The paper introduced Top-Down Analysis method, a generic way to identify the bottleneck of modern out-of-order processors with a low cost. This method is easier to apply than previous approaches with no loss of accuracy.


  • The Top-Down method is easy to understand and easy to put into practice with a relatively low cost (especially at a large-scale). Because of the multi-level construction, the method can be either used to get rough results by just looking at the top level, or analyze in detail by diving into a deeper level if needed.
  • There are already some mature tools like VTune which makes the Top-Down method easy to use. The most popular profiling tool on Linux perf also has build-in support of Top-Down.


  • Simultaneous multithreading (SMT) and hardware-based virtualization (VT-x) need to be disabled during the analysis. These technologies are usually enabled in production, so the deployment (of such analysis method in real workload) will be restricted, the analysis result also can be biased.
  • The calculation of Top-Down Metric is highly related to the values of performance counters. These values may have different definitions on different products, which make the methodology less generic.
  • In section 5.4, the author directly compared the result of DBMS workloads on Sandy Bridge EP with SPEC workloads on Ivy Bridge, which was not rigorous.

Paper presentation

  • “A matrix-multiply textbook kernel is analyzed with Top-Down” in Section 5.5 came with no detail about the code. The readers have no way of knowing why the multiply2 is faster, or why it’s bottleneck shifts from Memory Bound to Core Bound compared to multiply1.
  • The pronouns are not consistent in the paper, sometimes the author mentioned the Intel’s processor by codename (such as Ivy Bridge), sometimes by generation (such as 3rd Core).
  • Some legends are badly placed in figures, such as Figure 7 and Figure 8. In Figure 8, the legends even cover the graph and Y-axis.


The paper aimed to analyze general out-of-order processors but talked too much about Intel’s products (4 out of 13 references are about Intel).
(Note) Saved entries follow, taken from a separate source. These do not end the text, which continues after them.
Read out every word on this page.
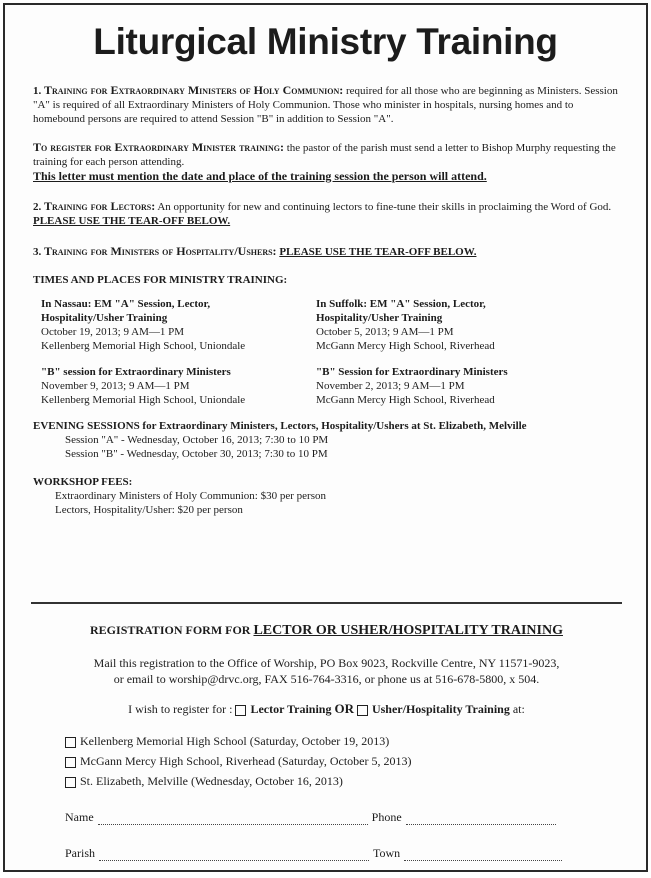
Liturgical Ministry Training

1. Training for Extraordinary Ministers of Holy Communion: required for all those who are beginning as Ministers. Session "A" is required of all Extraordinary Ministers of Holy Communion. Those who minister in hospitals, nursing homes and to homebound persons are required to attend Session "B" in addition to Session "A".

To register for Extraordinary Minister training: the pastor of the parish must send a letter to Bishop Murphy requesting the training for each person attending.

This letter must mention the date and place of the training session the person will attend.

2. Training for Lectors: An opportunity for new and continuing lectors to fine-tune their skills in proclaiming the Word of God. PLEASE USE THE TEAR-OFF BELOW.

3. Training for Ministers of Hospitality/Ushers: PLEASE USE THE TEAR-OFF BELOW.

TIMES AND PLACES FOR MINISTRY TRAINING:

In Nassau: EM "A" Session, Lector,

Hospitality/Usher Training

October 19, 2013; 9 AM—1 PM

Kellenberg Memorial High School, Uniondale

"B" session for Extraordinary Ministers

November 9, 2013; 9 AM—1 PM

Kellenberg Memorial High School, Uniondale

In Suffolk: EM "A" Session, Lector,

Hospitality/Usher Training

October 5, 2013; 9 AM—1 PM

McGann Mercy High School, Riverhead

"B" Session for Extraordinary Ministers

November 2, 2013; 9 AM—1 PM

McGann Mercy High School, Riverhead

EVENING SESSIONS for Extraordinary Ministers, Lectors, Hospitality/Ushers at St. Elizabeth, Melville

Session "A" - Wednesday, October 16, 2013; 7:30 to 10 PM

Session "B" - Wednesday, October 30, 2013; 7:30 to 10 PM

WORKSHOP FEES:

Extraordinary Ministers of Holy Communion: $30 per person

Lectors, Hospitality/Usher: $20 per person

REGISTRATION FORM FOR LECTOR OR USHER/HOSPITALITY TRAINING

Mail this registration to the Office of Worship, PO Box 9023, Rockville Centre, NY 11571-9023,

or email to worship@drvc.org, FAX 516-764-3316, or phone us at 516-678-5800, x 504.

I wish to register for : Lector Training OR Usher/Hospitality Training at:

Kellenberg Memorial High School (Saturday, October 19, 2013)
McGann Mercy High School, Riverhead (Saturday, October 5, 2013)
St. Elizabeth, Melville (Wednesday, October 16, 2013)
Name	Phone
Parish	Town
It is not necessarily a weakness, but the sections of background/related works could be enriched with more examples to make the conclusion more generic.

Takeaways and questions

This paper is highly related to Profiling a warehouse-scale computer (ISCA 2015)

Other materials came from the author may help understand this paper, such as:
Ahmad Yasin: Top-down Microarchitecture Analysis through Linux perf and toplev tools (Haifa::C++ Meetup 2018)
Ahmad Yasin: Performance Analysis in Modern Multicores (Practical Parallel Programming, Haifa University)

The author has been continuously updating the Top-Down method for years after the paper was published. The SMT issue seems to be solved in the later versions of Top-Down method, but there is no certain paper that introduced the updates.